Lego, I understand that girls have been telling you they want more stuff for girls. I have been looking for more good stuff for girls myself. But I have not been looking for yet another arena where boys and girls are shown that their interests and activities can never mix. The beauty of Lego was that it could all integrate. If I had wanted to get plastic toys with more realistic figures, different shapes and standards that didn’t match the other toys, I’d have bought Playmobil!

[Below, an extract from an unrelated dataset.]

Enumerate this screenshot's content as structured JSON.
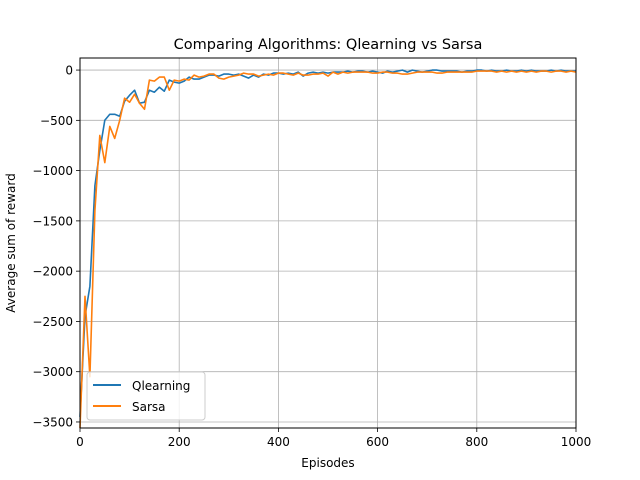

Instead I would have liked to see a bakery next to the car-wash or a complex model of a cupcake factory or a dairy – have you ever looked at those? They are the model-train enthusiast’s dream come true! Why not let the girls have pink space-suits, purple cars and sturdy female ambulance drivers in the same fit and design as the rest? The Lego universe is potentially as diverse as reality as it is, and yes, a kitchen in bright colours would be cool, but can’t it fit in right next to the command bridge on the death star? Even evil villains taking over the universe have to eat, you know. —thinking with my fingers: Can I still buy Lego?.
A couple years ago, I bought a six-pack of second-hand female Lego mini figs from somebody on eBay, just so my daughter would have more options to play with. She mixed and matched parts from our various sets to create the whole cast of characters from the steampunk bedtime stories I have been telling her for about four years now.